Mr Percy said he did not think there would be wider ramifications for the gold industry as a result of the trial.
But he did suggest the days of "handshake agreements", as the court heard was the case during the trial, might be numbered.
"I think it might sound a warning to people in the gold industry that no matter how much you trust someone, always get it in writing," he said.
Miners watching in public gallery
The FMR Investments case attracted widespread interest from big players in WA's gold mining industry for months leading up to the trial.
Among those who sat in the public gallery during the trial was well-known Kalgoorlie accountant and publican Ashok Parekh, who is chairman of ASX-listed gold miner Horizon Minerals which has toll milling contracts with Greenfields Mill.
WA prospector turned mining millionaire Anton Billis — one of FMR Investments' biggest clients at Greenfields Mill – was also a regular sitting in the back of the courtroom.

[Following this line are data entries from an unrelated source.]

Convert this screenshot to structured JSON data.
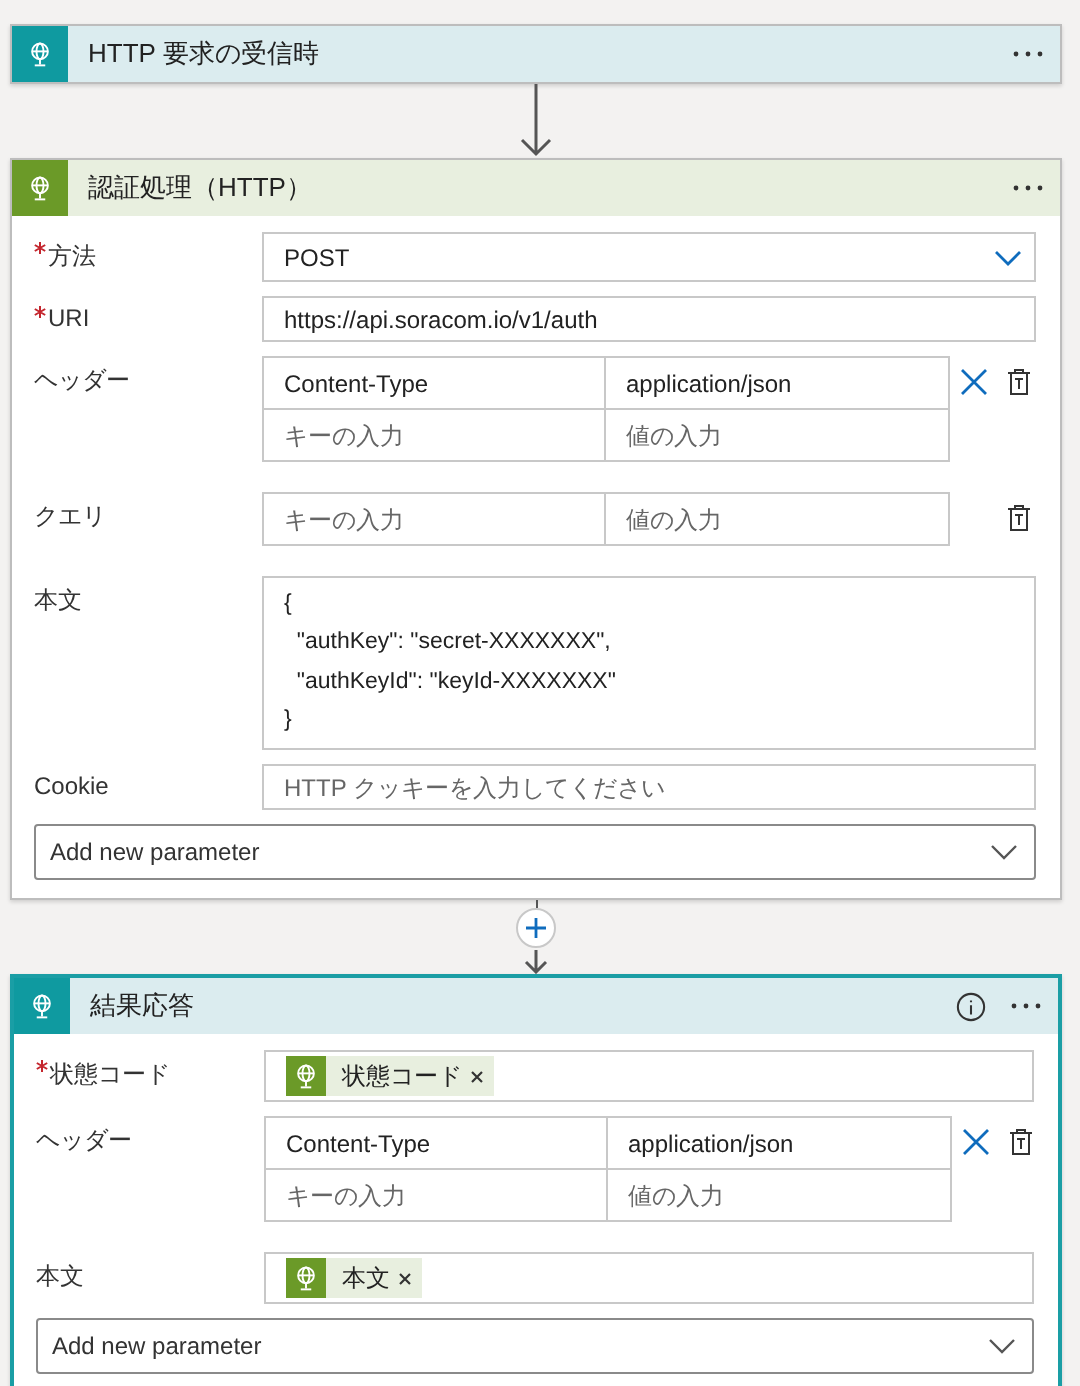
{
  "steps": [
    {
      "kind": "trigger",
      "title": "HTTP 要求の受信時",
      "selected": false,
      "info": false
    },
    {
      "add_button": false,
      "kind": "action",
      "title": "認証処理（HTTP）",
      "selected": false,
      "info": false,
      "fields": [
        {
          "kind": "dropdown",
          "label": "方法",
          "required": true,
          "value": "POST"
        },
        {
          "kind": "text",
          "label": "URI",
          "required": true,
          "value": "https://api.soracom.io/v1/auth"
        },
        {
          "kind": "table",
          "label": "ヘッダー",
          "required": false,
          "rows": [
            {
              "key": "Content-Type",
              "value": "application/json",
              "removable": true
            },
            {
              "key_placeholder": "キーの入力",
              "value_placeholder": "値の入力",
              "removable": false
            }
          ]
        },
        {
          "kind": "table",
          "label": "クエリ",
          "required": false,
          "rows": [
            {
              "key_placeholder": "キーの入力",
              "value_placeholder": "値の入力",
              "removable": false
            }
          ]
        },
        {
          "kind": "multiline",
          "label": "本文",
          "required": false,
          "lines": [
            "{",
            "  \"authKey\": \"secret-XXXXXXX\",",
            "  \"authKeyId\": \"keyId-XXXXXXX\"",
            "}"
          ]
        },
        {
          "kind": "text",
          "label": "Cookie",
          "required": false,
          "placeholder": "HTTP クッキーを入力してください"
        },
        {
          "kind": "add",
          "text": "Add new parameter"
        }
      ]
    },
    {
      "add_button": true,
      "kind": "response",
      "title": "結果応答",
      "selected": true,
      "info": true,
      "fields": [
        {
          "kind": "tokens",
          "label": "状態コード",
          "required": true,
          "tokens": [
            "状態コード"
          ]
        },
        {
          "kind": "table",
          "label": "ヘッダー",
          "required": false,
          "rows": [
            {
              "key": "Content-Type",
              "value": "application/json",
              "removable": true
            },
            {
              "key_placeholder": "キーの入力",
              "value_placeholder": "値の入力",
              "removable": false
            }
          ]
        },
        {
          "kind": "tokens",
          "label": "本文",
          "required": false,
          "tokens": [
            "本文"
          ]
        },
        {
          "kind": "add",
          "text": "Add new parameter"
        }
      ]
    }
  ]
}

The court heard Mr Billis' companies, ASX-listed Tribune Resources and Rand Mining, had 340,821 tonnes of ore processed at the mill in the two years from July 2018 to June 2020.
Aqua Alluvial Pty Ltd – the private company controlled by two of the co-accused — was a small client in comparison with 16,933 tonnes.
Graham McGarry, managing director of ASX-listed gold miner Beacon Minerals which has previously treated ore at Greenfields Mill, also sat in court briefly.
The other notable attendees for the duration were Mr Keogh's family, and a lawyer for FMR Investments who audited the trial, but was ordered by the judge not to speak to his employer, Peter Bartlett, until after the trial ended.
Mr Bartlett was the key prosecution witness, his credibility under fire by the defence and the jury clearly paid attention to its directions from Judge Christopher Stevenson to "closely scrutinise" his evidence.
The jury had to choose who to believe, Mr Keogh or Mr Bartlett, and whether he was generous enough to gift him a waste stockpile or "bog" as he called it.
And while a myriad of factors led to the collapse of the prosecution case, the police interview of Mr Burns gave a telling insight into how the FMR Investments boss was viewed among his employees.
The court had heard Mr Burns retired on January 8, 2019 — the day after the milling of the allegedly stolen ore was completed — and that he was diagnosed with leukaemia later that year.
In his nearly two-hour police interview, the former mill manager said he was known for "calling a spade a spade" and that was evident when he told detectives Mr Bartlett's nickname was "piggy" in the Goldfields.
"He's called Piggy Bartlett ... pig by name, pig by nature," Mr Burns told detectives.
"That mill was losing $10 million a year ... and I turned it around in two years.
"I got asked if Peter gave you anything when you left? I said no, but I didn't expect it.
"That's what Peter's like ... he's just one of those people."